Kamis, 11 Agustus 2022

TPG Triwulan I Batanghari Telat, Syarat Pemberkasan Ditambah

Rabu, 06 April 2022 - 11:38:37
Ilustrasi

Ilustrasi

MUARABULIAN - Terbitnya surat edaran pemberkasan triwulan I (satu) tahun 2022 di kabupaten Batanghari menyulut Guru untuk bersuara. Pasalnya, perintah kepada Guru penerima Tunjangan Profesi Guru (TPG) itu memunculkan 23 poin syarat bagi penerima sertifikasi Guru.

Surat edaran yang diteken oleh Kadisdikbud Batanghari Zulfadli,S.Pd,M.Pd, 22 Maret 2022 lalu itu dituangkan 23 poin persyaratan pemberkasan pencairan sertifikasi triwulan I (satu).

Kepala Bidang Guru Tenaga Kependidikan Disdikbud Batanghari Basid diwawancarai, Senin (05/04/2022) mengatakan. Dirinya sudah menerima sejumlah kritikan dari Guru penerima TPG itu karena terlalu banyak syarat.

" Sesuatu hal jika ingin perubahan itu pasti ada kendala, saya menyadari soal kendala ini, namun disdik akan memanimalisir keadaan tersebut untuk menjalankan yang telah disepakati oleh kepala dinas," ujar Kabid GTK Basid.

Pada dasarnya, pemberkasan itu merupakan tanggung jawab dalam melakasakan tugas. Kalau guru itu secara rutinitas laporan kerjanya dibuat, mestinya tidak akan berat.

Ia memaparkan, aturan pemberkasan yang ditetapkan oleh diknas Batanghari telah dikordinasikan dengan pengawas sekolah. Sehingga menjadi kesepakatan bersama dengan 23  poin persyaratan Guru dalam melengakapi agar dapat menerima tunjangan sertifikasi.

" Untuk poin yang ditambah itu, Guru diminta agar merekapitulasi keterlaksanaan PBM dari Januari sampai Maret 2022," jelas mantan Lurah Terusan itu.

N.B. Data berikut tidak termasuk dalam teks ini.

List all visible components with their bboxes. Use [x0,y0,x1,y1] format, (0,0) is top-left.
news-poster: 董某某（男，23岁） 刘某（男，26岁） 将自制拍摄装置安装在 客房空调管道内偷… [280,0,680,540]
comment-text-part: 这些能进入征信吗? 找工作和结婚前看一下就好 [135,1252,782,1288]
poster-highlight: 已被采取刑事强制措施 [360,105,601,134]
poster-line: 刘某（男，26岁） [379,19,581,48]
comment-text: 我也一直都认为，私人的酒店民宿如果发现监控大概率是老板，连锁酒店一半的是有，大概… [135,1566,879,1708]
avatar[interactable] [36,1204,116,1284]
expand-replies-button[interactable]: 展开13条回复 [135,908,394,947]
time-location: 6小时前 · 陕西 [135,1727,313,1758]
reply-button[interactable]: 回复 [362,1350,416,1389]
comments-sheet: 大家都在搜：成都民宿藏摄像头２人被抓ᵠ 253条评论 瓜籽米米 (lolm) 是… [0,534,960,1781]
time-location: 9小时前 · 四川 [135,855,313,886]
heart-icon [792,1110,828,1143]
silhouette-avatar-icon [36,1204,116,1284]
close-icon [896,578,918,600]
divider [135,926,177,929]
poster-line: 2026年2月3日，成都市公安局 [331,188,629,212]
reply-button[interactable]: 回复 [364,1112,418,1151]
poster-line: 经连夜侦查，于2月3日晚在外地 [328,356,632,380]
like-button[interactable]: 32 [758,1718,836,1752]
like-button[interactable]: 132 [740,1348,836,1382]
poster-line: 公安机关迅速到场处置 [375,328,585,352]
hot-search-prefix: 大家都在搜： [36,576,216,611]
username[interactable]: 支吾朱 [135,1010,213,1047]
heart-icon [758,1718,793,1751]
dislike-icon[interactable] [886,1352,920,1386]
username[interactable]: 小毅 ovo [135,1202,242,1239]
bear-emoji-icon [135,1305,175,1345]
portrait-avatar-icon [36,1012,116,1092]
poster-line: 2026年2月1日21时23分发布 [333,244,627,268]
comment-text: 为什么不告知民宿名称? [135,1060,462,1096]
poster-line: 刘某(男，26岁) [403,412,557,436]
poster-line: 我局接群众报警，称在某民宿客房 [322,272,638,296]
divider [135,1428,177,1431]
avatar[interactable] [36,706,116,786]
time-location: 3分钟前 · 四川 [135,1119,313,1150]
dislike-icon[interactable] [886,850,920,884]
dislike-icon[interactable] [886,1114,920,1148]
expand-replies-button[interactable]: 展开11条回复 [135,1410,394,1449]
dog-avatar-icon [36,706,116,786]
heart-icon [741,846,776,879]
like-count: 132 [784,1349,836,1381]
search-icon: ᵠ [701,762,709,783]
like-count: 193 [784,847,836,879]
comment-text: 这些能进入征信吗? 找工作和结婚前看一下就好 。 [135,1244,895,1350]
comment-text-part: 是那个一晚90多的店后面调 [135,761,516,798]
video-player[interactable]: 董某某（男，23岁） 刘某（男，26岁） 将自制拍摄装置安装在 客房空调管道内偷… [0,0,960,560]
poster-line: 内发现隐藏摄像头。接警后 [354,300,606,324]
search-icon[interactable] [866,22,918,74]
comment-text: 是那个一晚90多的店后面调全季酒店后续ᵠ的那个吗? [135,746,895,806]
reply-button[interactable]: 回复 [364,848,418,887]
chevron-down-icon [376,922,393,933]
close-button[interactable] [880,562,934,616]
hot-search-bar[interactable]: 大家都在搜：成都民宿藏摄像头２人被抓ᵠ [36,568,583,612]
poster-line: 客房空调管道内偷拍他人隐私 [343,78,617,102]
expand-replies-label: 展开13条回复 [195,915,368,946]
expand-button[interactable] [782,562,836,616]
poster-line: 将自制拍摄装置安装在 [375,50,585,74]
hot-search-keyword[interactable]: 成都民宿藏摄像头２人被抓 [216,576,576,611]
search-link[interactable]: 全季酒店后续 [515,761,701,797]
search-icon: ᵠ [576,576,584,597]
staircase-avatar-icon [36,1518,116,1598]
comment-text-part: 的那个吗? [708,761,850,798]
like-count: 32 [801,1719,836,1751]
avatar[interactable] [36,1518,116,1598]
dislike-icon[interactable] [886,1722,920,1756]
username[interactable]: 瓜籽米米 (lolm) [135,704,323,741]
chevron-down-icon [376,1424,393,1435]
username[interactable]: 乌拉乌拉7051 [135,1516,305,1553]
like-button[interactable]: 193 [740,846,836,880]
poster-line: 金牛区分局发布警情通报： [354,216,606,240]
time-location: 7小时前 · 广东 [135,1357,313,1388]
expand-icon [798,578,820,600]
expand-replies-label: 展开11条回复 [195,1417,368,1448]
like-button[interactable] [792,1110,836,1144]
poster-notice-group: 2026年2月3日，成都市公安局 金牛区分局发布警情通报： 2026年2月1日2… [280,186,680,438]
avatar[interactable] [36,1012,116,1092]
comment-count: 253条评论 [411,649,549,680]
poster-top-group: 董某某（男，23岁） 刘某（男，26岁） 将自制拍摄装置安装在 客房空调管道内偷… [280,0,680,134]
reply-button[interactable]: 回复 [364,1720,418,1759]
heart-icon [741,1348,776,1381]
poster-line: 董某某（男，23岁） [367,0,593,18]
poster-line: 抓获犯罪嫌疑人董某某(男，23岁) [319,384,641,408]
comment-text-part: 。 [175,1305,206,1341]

Disinggung soal pengajuan pencairan dari diknas ke Keuangan daerah yang syaratnya tidak sebanding dengan ditetapkan kepada Guru, ia menanggapi karena sudah kebijakan kepala dinas, sesuai peraturan menteri yang ada diknas akan melaksanaka  sesuai dengan juklak dan dan juknisnya.

" Soal persyaratan di provinsi lain tidak sebanyak kita poinya, mungkin  kebijakan setiap darah berbeda," cetusnya.

Lebih jauh dikatakannya, Saat ini proses pengumpulan pemberkasan dari Guru tengah dilakukan, sejak edaran dikeluarkan. Untuk jumlah yang sudah masuk pemeberkasannya itu belum terpantau, batas akhir diperkirakan 8 april 2022.

Selain itu menanggapi keterlambatan pemabayaran sertifikasi Guru triwulan I tahun 2022. Basid mengatakan sesuai dengan regulasi dari pusat bulan maret 2022 sudah laksnakan. Namun karena faktor didaerah regulasi yang dilaksnakan secara bertahap.

Basid berharap kepada Guru penerima TPG kedepan, apa yang telah direncanakan merupakan proses peneritiban PBM disekolah, agar laporan kinerja merupakan bagian penting sebagai tanggung jawab Guru menjadi lebih baik.